Shriek of the Mutilated was called “a Grade Z movie bordering on amateurish” by John Kenneth Muir in his indispensable Horror Films of the 70s. This is a fitting assessment of the film’s technical merits, and, honestly, could be used to describe any of the Findlays’ work. It is wrong to consider them inept filmmakers - on the contrary, both were talented directors - although they were cheap even by grindhouse standards, and it is this cheapness of production that is Shriek of the Mutiliated’s biggest flaw. The film’s conceptual strength is enough to overcome the low-budget production, and the Findlays’ penchant for transgressive concepts is displayed fully here.

The barebones production adds a metaphoric dimension that would be absent had the film been more polished. The Yeti looks like a man in a painted gorilla suit and, narratively, that is ultimately exactly what it is. Instead of employing the traditional horror format of delaying the full reveal of the monster until the film’s climax, Shriek of the Mutiliated opts to show its Yeti early and often, frequently in broad daylight. Thus the film avoids an anti-climactic finale, a shrewd decision on the Findlays’ part. The Yeti is not the ultimate villain of the film, the cult is, and this dramatic shift in focus has been pointed to as a mistake by some viewers and as the film’s highpoint by others. Shriek of the Mutiliated is simply moving from one urban legend to another—from Bigfoot to occult cabals. Both concepts have those who insist these boogeymen are real, and an equal number who dismiss them as fantasy.

As a work of Sasquatch cinema, Shriek of the Mutilated is one of the few to address the issue of hoaxing directly. Hoaxes are the specters that hang over all paranormal research, particularly Bigfoot studies which are hindered by the ease with which footprints, for example, can be faked. The hoaxing charge has been leveled against all major evidence presented for the existence of Bigfoot, and even Robert Gimlin of the Patterson-Gimlin film fame was unsure that he himself had not be the victim of a hoax perpetrated by his partner. Shriek of the Mutilated’s Yeti’s white and brown color is in keeping with Bigfoot reports. Despite the conventional wisdom that the beast is brown, Bigfoot witnesses have reported a wide range of colors including blonde and gray. Lastly, a word on nomenclature: Shriek of the Mutilated incorrectly refers to its creature as a Yeti. Yetis are exclusive to the Himalayas, and the film’s American setting means that the creature depicted is a Sasquatch. It is understandable why the Findlays chose to refer to their creature as a Yeti: it bears an uncanny resemblance to the Abominable Snow Monster from Rankin-Bass’ 1964 Rudolph, the Red-Nosed Reindeer.

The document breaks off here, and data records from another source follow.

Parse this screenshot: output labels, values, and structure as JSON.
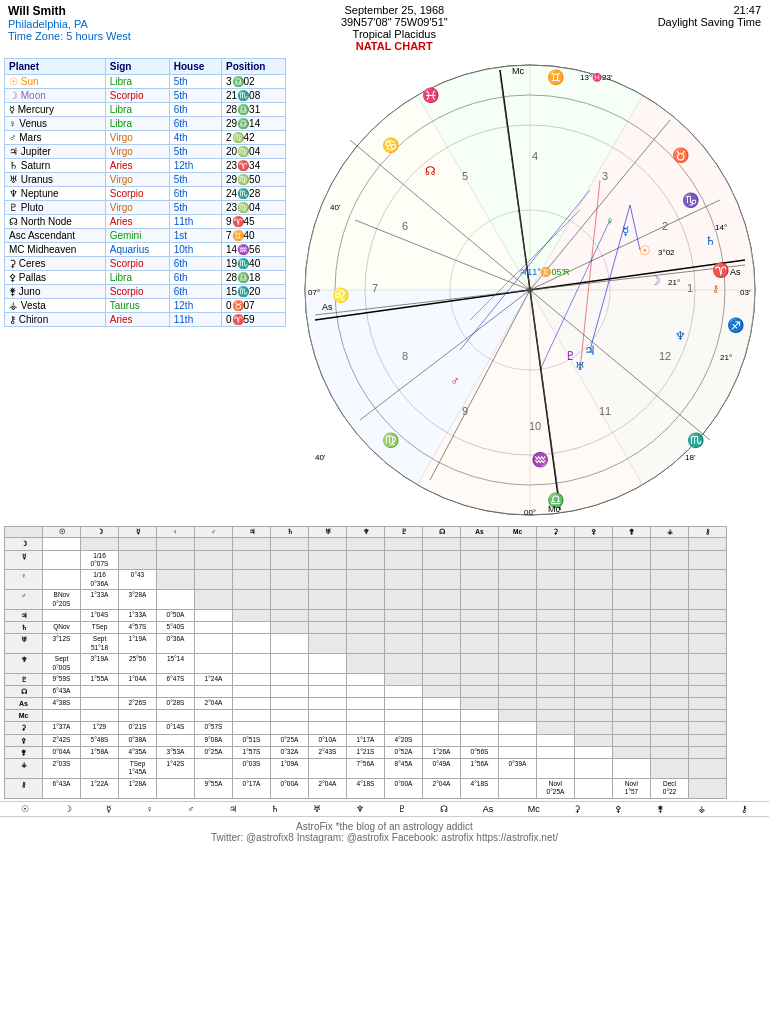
{
  "header": {
    "name": "Will Smith",
    "location": "Philadelphia, PA",
    "timezone": "Time Zone: 5 hours West",
    "date": "September 25, 1968",
    "coords": "39N57'08\" 75W09'51\"",
    "system": "Tropical Placidus",
    "chart_type": "NATAL CHART",
    "time": "21:47",
    "dst": "Daylight Saving Time"
  },
  "planets": [
    {
      "symbol": "☉",
      "name": "Sun",
      "sign": "Libra",
      "house": "5th",
      "position": "3♎02"
    },
    {
      "symbol": "☽",
      "name": "Moon",
      "sign": "Scorpio",
      "house": "5th",
      "position": "21♏08"
    },
    {
      "symbol": "☿",
      "name": "Mercury",
      "sign": "Libra",
      "house": "6th",
      "position": "28♎31"
    },
    {
      "symbol": "♀",
      "name": "Venus",
      "sign": "Libra",
      "house": "6th",
      "position": "29♎14"
    },
    {
      "symbol": "♂",
      "name": "Mars",
      "sign": "Virgo",
      "house": "4th",
      "position": "2♍42"
    },
    {
      "symbol": "♃",
      "name": "Jupiter",
      "sign": "Virgo",
      "house": "5th",
      "position": "20♍04"
    },
    {
      "symbol": "♄",
      "name": "Saturn",
      "sign": "Aries",
      "house": "12th",
      "position": "23♈34"
    },
    {
      "symbol": "♅",
      "name": "Uranus",
      "sign": "Virgo",
      "house": "5th",
      "position": "29♍50"
    },
    {
      "symbol": "♆",
      "name": "Neptune",
      "sign": "Scorpio",
      "house": "6th",
      "position": "24♏28"
    },
    {
      "symbol": "♇",
      "name": "Pluto",
      "sign": "Virgo",
      "house": "5th",
      "position": "23♍04"
    },
    {
      "symbol": "☊",
      "name": "North Node",
      "sign": "Aries",
      "house": "11th",
      "position": "9♈45"
    },
    {
      "symbol": "Asc",
      "name": "Ascendant",
      "sign": "Gemini",
      "house": "1st",
      "position": "7♊40"
    },
    {
      "symbol": "MC",
      "name": "Midheaven",
      "sign": "Aquarius",
      "house": "10th",
      "position": "14♒56"
    },
    {
      "symbol": "⚳",
      "name": "Ceres",
      "sign": "Scorpio",
      "house": "6th",
      "position": "19♏40"
    },
    {
      "symbol": "⚴",
      "name": "Pallas",
      "sign": "Libra",
      "house": "6th",
      "position": "28♎18"
    },
    {
      "symbol": "⚵",
      "name": "Juno",
      "sign": "Scorpio",
      "house": "6th",
      "position": "15♏20"
    },
    {
      "symbol": "⚶",
      "name": "Vesta",
      "sign": "Taurus",
      "house": "12th",
      "position": "0♉07"
    },
    {
      "symbol": "⚷",
      "name": "Chiron",
      "sign": "Aries",
      "house": "11th",
      "position": "0♈59"
    }
  ],
  "footer": {
    "line1": "AstroFix *the blog of an astrology addict",
    "line2": "Twitter: @astrofix8   Instagram: @astrofix   Facebook: astrofix   https://astrofix.net/"
  }
}
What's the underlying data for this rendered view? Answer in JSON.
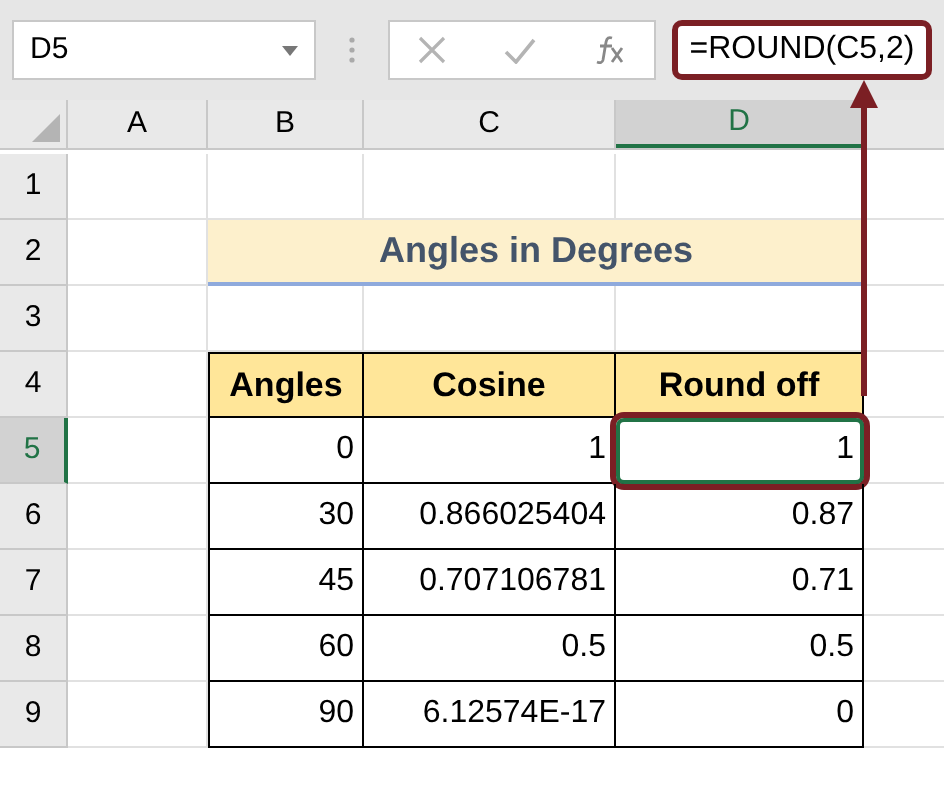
{
  "name_box": {
    "value": "D5"
  },
  "formula_bar": {
    "value": "=ROUND(C5,2)",
    "highlighted": true
  },
  "columns": [
    {
      "label": "A",
      "selected": false
    },
    {
      "label": "B",
      "selected": false
    },
    {
      "label": "C",
      "selected": false
    },
    {
      "label": "D",
      "selected": true
    }
  ],
  "rows": [
    {
      "label": "1",
      "selected": false
    },
    {
      "label": "2",
      "selected": false
    },
    {
      "label": "3",
      "selected": false
    },
    {
      "label": "4",
      "selected": false
    },
    {
      "label": "5",
      "selected": true
    },
    {
      "label": "6",
      "selected": false
    },
    {
      "label": "7",
      "selected": false
    },
    {
      "label": "8",
      "selected": false
    },
    {
      "label": "9",
      "selected": false
    }
  ],
  "title": "Angles in Degrees",
  "table": {
    "columns": [
      "Angles",
      "Cosine",
      "Round off"
    ],
    "rows": [
      {
        "cells": [
          "0",
          "1",
          "1"
        ],
        "highlighted": true
      },
      {
        "cells": [
          "30",
          "0.866025404",
          "0.87"
        ],
        "highlighted": false
      },
      {
        "cells": [
          "45",
          "0.707106781",
          "0.71"
        ],
        "highlighted": false
      },
      {
        "cells": [
          "60",
          "0.5",
          "0.5"
        ],
        "highlighted": false
      },
      {
        "cells": [
          "90",
          "6.12574E-17",
          "0"
        ],
        "highlighted": false
      }
    ]
  }
}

Shriek of the Mutilated emerges as the most notorious of the Sasquatch cinema films, often earning mentions in critical studies of early seventies horror but again only in derisive terms. The film has flaws, and these are unfortunately magnified when compared with other low-budget horror successes from 1974 like Black Christmas, It’s Alive!, and that more famous cannibal film from that year, The Texas Chain Saw Massacre. Shriek of the Mutilated shows just as much originality as those more notable films, however, incorporating elements of proto-slasher cinema, social commentary, and urban legends as the aforementioned do, respectively. Its status as a legitimate part of Sasquatch cinema may be debatable because of the hoax aspects and twist ending, but its placement as a still-vital piece of grindhouse history and the Findlays’ finest work is unquestionable.